DrarenThiralas t1_is9sknw wrote
Reply to comment by FaeTaleDream in Ethics of Nuclear Energy in Times of Climate Change: Escaping the Collective Action Problem by CartesianClosedCat
> World ending asteroids rarely ever hit the planet, so they are actually safer than fossil fuels cause less people have died to them.
> THAT is the data legalism bullshit you people keep telling me.
That is not what I'm saying.
To keep going with your analogy, we are in a situation where an asteroid (actually two, for Chernobyl and Fukushima) has already hit the planet, and we have calculated how many people have died as a result of the impact. That calculation shows that oil use kills as many people as 38 asteroid impacts a year would.
Now, the probability of an asteroid impact is difficult to estimate, but we can say for certain that it's absolutely nowhere near 38 world-ending asteroids a year. This allows us to conclude that asteroid impacts are indeed safer than fossil fuels, even without knowing the precise frequency with which they occur.
Again, it's possible that the data we have is off by a factor of 2 or 3 or so, but it's not possible that nuclear disasters on the scale of Chernobyl actually occur every couple of months, and we have somehow failed to notice for 50+ years.
FaeTaleDream t1_is9utgu wrote
Ukraine is definitive proof that as long as conflict is a possibility, nuclear reactors aren't safe because they will always be targets. And all those safety measures aren't guaranteed against direct attack or sabotage.
It doesn't have to occur constantly just once in one thousand years in a worse enough way is all it takes to make a country unlivable. That isn't worth the risk, no data represents this. It's common sense.
But common sense flies out the window when political and social narratives go against it.

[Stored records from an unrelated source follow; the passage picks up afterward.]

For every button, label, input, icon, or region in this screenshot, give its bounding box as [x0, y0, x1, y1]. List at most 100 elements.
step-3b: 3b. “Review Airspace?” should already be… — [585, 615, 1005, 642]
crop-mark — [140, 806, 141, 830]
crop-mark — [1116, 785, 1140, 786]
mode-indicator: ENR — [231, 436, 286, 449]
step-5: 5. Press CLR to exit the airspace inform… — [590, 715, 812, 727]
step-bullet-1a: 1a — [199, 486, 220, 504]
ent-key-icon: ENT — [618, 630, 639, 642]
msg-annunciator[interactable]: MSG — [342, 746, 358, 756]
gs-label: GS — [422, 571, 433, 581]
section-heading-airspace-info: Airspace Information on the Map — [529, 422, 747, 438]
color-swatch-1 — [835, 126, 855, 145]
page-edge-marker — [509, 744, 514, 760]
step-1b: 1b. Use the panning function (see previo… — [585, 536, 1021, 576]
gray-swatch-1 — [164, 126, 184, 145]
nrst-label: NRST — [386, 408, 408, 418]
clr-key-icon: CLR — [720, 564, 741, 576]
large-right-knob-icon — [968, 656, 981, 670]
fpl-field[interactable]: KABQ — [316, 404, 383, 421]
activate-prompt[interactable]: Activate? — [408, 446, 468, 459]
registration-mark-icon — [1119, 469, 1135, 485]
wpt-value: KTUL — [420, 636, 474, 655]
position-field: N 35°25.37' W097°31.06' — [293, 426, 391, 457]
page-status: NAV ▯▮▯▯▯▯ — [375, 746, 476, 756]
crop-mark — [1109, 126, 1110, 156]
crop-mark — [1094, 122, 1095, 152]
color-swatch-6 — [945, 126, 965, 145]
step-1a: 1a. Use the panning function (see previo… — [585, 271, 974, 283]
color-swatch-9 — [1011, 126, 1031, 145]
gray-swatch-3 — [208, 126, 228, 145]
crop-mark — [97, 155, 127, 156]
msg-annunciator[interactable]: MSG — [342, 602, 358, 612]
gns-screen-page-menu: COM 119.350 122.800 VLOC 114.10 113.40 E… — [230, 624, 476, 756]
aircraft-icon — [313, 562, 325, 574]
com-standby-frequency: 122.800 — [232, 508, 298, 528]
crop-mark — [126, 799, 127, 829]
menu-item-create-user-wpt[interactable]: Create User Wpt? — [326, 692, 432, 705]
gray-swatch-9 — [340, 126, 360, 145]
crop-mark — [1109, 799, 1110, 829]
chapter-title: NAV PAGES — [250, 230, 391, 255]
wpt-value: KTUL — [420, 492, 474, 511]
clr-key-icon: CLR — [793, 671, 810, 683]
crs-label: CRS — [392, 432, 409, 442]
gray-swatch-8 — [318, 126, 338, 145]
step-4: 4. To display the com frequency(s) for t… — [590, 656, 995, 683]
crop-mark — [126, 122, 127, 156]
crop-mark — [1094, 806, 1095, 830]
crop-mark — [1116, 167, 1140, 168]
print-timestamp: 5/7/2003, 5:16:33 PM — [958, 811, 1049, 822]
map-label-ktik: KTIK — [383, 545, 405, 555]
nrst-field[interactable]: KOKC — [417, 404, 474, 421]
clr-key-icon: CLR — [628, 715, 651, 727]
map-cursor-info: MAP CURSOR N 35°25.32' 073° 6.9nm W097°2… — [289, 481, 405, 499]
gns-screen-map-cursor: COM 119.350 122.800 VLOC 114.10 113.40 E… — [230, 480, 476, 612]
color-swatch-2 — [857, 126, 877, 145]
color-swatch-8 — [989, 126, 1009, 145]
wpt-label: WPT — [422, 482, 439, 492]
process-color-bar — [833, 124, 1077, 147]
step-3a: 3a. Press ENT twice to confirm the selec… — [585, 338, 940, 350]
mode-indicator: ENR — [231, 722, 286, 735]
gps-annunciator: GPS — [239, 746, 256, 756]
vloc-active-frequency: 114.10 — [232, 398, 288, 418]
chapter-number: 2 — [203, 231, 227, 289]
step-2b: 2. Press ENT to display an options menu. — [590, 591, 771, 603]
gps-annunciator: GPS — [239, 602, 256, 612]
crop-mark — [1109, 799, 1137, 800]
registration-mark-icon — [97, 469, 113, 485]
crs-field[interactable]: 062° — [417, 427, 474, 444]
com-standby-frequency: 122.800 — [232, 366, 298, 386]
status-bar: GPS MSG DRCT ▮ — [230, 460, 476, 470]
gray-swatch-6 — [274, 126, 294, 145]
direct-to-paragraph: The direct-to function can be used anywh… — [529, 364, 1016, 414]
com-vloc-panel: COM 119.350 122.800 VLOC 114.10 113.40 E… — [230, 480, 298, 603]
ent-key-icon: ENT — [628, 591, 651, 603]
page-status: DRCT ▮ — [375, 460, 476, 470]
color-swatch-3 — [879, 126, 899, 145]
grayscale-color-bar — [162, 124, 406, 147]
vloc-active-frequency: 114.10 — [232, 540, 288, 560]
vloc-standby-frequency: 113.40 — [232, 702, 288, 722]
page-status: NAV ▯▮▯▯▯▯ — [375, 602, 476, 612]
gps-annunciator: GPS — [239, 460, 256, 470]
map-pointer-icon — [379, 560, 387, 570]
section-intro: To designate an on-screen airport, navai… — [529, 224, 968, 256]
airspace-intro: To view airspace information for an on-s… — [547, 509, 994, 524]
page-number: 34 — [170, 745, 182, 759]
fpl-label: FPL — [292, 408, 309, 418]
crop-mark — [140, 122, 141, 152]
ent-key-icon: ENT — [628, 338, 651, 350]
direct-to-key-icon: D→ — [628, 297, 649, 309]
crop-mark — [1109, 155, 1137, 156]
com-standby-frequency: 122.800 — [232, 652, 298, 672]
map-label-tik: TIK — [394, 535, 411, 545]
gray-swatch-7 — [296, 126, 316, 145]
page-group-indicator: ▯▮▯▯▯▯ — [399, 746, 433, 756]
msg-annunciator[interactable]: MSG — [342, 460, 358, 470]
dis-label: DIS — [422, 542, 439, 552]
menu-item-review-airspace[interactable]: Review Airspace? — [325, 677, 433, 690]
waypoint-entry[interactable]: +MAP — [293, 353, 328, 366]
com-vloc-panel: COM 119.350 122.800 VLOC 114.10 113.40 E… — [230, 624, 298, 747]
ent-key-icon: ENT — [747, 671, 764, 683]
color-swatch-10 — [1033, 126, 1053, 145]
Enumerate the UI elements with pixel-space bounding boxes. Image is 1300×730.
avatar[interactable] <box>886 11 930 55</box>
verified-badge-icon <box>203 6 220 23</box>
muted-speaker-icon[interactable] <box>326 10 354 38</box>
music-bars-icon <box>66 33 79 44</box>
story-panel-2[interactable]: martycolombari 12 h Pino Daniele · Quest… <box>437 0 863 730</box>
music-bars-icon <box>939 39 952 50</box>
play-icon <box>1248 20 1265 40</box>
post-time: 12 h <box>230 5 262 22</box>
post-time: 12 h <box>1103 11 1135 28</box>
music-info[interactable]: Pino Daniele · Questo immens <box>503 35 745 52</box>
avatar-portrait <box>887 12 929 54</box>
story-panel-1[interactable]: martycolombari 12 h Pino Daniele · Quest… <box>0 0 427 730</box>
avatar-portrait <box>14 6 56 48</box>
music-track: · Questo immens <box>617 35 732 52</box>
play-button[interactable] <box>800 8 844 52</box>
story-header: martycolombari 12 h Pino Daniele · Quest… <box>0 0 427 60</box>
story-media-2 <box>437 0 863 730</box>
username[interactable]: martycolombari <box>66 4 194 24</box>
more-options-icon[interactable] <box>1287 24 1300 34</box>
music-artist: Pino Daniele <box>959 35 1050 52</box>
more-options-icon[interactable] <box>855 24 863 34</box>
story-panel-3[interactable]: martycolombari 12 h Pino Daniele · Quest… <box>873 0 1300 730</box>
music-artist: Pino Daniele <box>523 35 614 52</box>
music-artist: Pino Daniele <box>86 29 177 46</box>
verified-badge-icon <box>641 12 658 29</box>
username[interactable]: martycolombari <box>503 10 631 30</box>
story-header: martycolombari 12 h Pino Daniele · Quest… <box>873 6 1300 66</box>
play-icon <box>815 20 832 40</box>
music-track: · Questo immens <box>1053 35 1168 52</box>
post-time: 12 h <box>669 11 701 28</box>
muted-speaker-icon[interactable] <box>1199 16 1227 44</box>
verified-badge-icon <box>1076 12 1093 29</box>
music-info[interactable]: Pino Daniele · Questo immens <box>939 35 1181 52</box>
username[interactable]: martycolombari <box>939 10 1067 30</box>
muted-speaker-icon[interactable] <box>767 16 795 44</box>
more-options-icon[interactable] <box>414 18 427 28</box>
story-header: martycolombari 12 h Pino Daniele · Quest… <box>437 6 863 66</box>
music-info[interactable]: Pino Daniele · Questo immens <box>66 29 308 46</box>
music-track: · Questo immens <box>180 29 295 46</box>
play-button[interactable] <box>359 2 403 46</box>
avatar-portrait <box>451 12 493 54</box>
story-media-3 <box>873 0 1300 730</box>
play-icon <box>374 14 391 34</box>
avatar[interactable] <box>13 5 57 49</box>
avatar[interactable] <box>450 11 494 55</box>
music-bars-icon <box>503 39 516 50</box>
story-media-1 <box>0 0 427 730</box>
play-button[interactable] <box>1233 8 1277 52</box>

DrarenThiralas t1_isa310b wrote
Keep in mind that there has, of yet, been no actual nuclear incidents connected with the Ukraine war, only threats. Just like with nuclear weapons, nobody wants to open the Pandora's box of turning nuclear plants into military targets, because that may very well backfire on them. Russia has its own nuclear plants that it doesn't want to see sabotaged either. This doesn't mean it won't happen, of course, but the risk is much lower than you present it to be.
Besides, in a thousand years it is very likely that we will have much better technology for containing and cleaning up radioactive fallout than we do now - and what we have now is already miles ahead of what we had during Chernobyl, as was made apparent during the Fukushima incident.